Acclamée en héroïne à l’aéroport de Téhéran par la foule, Elnaz Rekabi… a présenté, ce mercredi, ses « excuses au peuple iranien » pour ne pas avoir porté son voile lors du championnat d’Asie d’escalade ce week-end. Un geste qui avait pourtant été interprété comme une preuve de solidarité envers les manifestantes iraniennes. Une volte-face inattendue, soutenue par des « explications techniques » peu plausibles.
Que se passe-t-il exactement pour Elnaz Rekabi ? Certes c’est sous les applaudissements et les hourras que la grimpeuse iranienne qui a défrayé la chronique en participant aux finales du championnats d’Asie sans son voile, dimanche 16 octobre, a été accueillie à Téréran ce mercredi matin au terminal de l’aéroport international Iman Khomeini.
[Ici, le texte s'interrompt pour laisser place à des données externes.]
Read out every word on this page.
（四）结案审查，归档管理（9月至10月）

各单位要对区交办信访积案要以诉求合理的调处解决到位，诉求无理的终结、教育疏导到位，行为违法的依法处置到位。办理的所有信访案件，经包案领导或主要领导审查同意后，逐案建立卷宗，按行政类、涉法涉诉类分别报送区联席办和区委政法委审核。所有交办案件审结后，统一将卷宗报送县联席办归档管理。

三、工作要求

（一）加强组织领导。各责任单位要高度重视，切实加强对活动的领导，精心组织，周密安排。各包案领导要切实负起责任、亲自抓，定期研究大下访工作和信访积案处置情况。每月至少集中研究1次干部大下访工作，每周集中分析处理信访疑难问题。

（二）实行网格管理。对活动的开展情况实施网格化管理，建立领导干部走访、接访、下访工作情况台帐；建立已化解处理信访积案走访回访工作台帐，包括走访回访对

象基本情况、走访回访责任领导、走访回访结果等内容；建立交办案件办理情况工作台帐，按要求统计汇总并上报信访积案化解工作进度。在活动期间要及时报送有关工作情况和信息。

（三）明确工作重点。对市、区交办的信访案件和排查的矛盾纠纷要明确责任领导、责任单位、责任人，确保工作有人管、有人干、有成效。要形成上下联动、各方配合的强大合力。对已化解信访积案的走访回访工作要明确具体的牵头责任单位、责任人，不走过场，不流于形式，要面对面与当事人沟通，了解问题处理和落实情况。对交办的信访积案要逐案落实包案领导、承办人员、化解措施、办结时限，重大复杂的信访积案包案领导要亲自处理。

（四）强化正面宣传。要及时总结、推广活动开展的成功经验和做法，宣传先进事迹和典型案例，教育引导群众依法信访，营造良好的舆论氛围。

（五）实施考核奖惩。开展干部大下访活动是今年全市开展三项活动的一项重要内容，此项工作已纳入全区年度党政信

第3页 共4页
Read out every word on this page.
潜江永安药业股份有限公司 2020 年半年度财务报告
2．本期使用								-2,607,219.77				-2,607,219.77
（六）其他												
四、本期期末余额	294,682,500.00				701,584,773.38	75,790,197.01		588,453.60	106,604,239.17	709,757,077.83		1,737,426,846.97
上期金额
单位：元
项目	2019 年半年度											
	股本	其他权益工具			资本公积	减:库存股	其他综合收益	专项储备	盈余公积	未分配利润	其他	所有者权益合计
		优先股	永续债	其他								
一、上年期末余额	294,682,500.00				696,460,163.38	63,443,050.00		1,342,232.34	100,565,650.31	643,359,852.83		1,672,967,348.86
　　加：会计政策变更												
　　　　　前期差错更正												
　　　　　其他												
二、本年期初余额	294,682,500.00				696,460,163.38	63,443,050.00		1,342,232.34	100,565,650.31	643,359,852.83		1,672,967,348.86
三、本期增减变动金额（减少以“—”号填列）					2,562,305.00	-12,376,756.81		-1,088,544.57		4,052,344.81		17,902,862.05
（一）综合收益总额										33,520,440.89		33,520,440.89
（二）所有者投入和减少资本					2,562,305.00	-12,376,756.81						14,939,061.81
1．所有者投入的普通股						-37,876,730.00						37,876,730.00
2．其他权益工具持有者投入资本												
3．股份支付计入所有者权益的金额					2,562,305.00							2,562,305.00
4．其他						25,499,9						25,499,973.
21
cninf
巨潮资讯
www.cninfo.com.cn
Mais son geste, interprété comme un témoignage de solidarité envers les manifestations déclenchées suite à l’arrestation, puis au décès de Mahsa Amini, un mois plus tôt, semble soudain perdre de son impact.
Vêtue d’un blouson noir et d’une casquette de baseball, Elnaz Rekabi s’est en effet adressée aux médias dans ces termes, comme on peut le voir dans une vidéo diffusée par l’agence officielle iranienne. « En raison du climat qui régnait pendant les finales de la compétition et du fait que j’ai été appelée à prendre le départ alors que je ne m’y attendais pas, (…) je n’ai pas fait attention au foulard que j’aurais dû porter » explique la grimpeuse. Un scenario peu plausible, surtout lorsque l’on connaît le déroulement d’une finale internationale. Chaque grimpeuse ayant, au préalable, un ordre de passage précis, déterminé en fonction de son résultat au tour qualificatif précédent. « Je suis rentrée en paix en Iran, en parfaite santé et selon le programme prévu. Je présente mes excuses au peuple iranien pour les tensions créées », a-t-elle ensuite déclaré, ajoutant ne pas avoir « l’intention de dire au revoir à l’équipe nationale”.
Des aveux, forcés ou non, qui font suite à une story Instagram, postée mardi, où Elnaz assurait que la décision de retirer son voile n’était « pas intentionnelle ». À la suite de son geste, jugé comme courageux, plusieurs de ses amis avaient témoigné leur inquiétude, affirmant être incapables de la joindre. Compte tenu des représailles encourues dans le passé à l’encontre d’autres sportifs de haut niveau ayant enfreint les règles de la République islamique, on pouvait craindre le pire pour la jeune grimpeuse.
Des informations démenties par l’ambassadrice iranienne à Séoul qui, dans un tweet, avait déclaré, mardi : Elnaz « a quitté Séoul pour l’Iran, tôt le matin du 18 octobre 2022, avec les autres membres de l’équipe » soulignant également « les fake news et la désinformation » concernant l’affaire. « Malheureusement, certaines agences de presse comme la BBC et IranWire diffusent de fausses informations sur son arrestation et celle de son frère » expliquait de son côté à notre rédaction US, un Iranien proche de l’équipe d’escalade, qui a souhaité rester anonyme. « Je viens de parler aux membres de l’équipe qui sont avec elle. Elle va bien. Ils ont juste changé d’hôtel pour fuir tous les journalistes qui s’y trouvaient. Elle est actuellement dans son vol retour avec d’autres personnes. Son frère est également en sécurité chez lui à Zanjan ( dans le nord ouest de l’Iran, ndlr). Il n’est encore rien arrivé à personne et nous espérons qu’elle sera en sécurité à son arrivée en Iran ».
Ce « encore » ne peut que nourrir les inquiétudes, d’autant qu’une autre source anonyme aurait contacté nos confrères américains, affirmant l’inverse : le frère de Rekabi aurait été arrêté dans l’intention d’être utilisé comme moyen de pression pour la ramener chez elle. Ce qui, expliquerait le revirement d’Elnaz Rekabi.